Albers: Die Elternbeiträge werden von der Stadt erhoben. Darüber bin ich ehrlich gesagt sehr froh. Ob Mahnungen verschickt werden müssen, weiß ich nicht. Die Beiträge zum Mittagessen sammelt unser Förderverein ein. Im vergangenen Jahr gab es dabei unter 85 Anmeldungen zwei bis drei schwierige Fälle.

Wieviel Geld versickert in der Verwaltung der offenen Ganztagsschule?
Albers: Kein einziger Cent. Das liegt an der sicher einmaligen Konstellation an unserer Schule. An der Grundschule Nordhorn hat der Förderverein die komplette Organisation des Nachmittags-Angebotes übernommen. Er hat die fünf zusätzlichen Fachkräfte und vier Teilzeitkräfte eingestellt, kümmert sich um Anschaffungen und inhaltliche Angebote. Alles in allem bewegt der Förderverein damit ein Volumen in Höhe von 300 000 Euro. Die Verwaltung übernimmt er ehrenamtlich. Nur Kassen- und Steuerprüfung sind einem professionellen Steuerbüro überlassen.

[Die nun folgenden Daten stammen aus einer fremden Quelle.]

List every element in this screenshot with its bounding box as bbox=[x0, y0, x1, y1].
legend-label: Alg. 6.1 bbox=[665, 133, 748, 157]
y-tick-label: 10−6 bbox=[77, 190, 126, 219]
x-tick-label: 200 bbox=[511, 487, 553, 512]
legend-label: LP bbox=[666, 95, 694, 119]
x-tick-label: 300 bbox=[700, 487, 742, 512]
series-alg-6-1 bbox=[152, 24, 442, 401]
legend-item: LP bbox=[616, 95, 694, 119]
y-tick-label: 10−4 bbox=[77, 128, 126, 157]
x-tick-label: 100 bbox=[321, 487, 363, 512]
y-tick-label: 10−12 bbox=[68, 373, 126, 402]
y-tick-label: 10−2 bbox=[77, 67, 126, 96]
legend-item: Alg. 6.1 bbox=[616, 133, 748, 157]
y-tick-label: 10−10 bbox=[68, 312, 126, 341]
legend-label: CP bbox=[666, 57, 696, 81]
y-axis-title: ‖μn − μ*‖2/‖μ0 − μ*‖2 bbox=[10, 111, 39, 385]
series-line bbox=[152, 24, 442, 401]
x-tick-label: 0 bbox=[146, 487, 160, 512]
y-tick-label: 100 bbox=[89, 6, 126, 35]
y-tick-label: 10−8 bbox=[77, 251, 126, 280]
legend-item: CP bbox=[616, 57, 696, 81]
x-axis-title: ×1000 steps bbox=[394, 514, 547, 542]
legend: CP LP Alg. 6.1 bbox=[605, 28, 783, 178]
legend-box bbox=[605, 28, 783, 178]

Am Montag nehmen sieben neue Grundschulen das Angebot auf. Was raten Sie Ihren Kollegen?
Albers: Ein Konzept ist gut und wichtig, es muss aber nicht eins zu eins umgesetzt werden. Viele Startprobleme sind im täglichen Gespräch und mit ein wenig Flexibilität lösbar.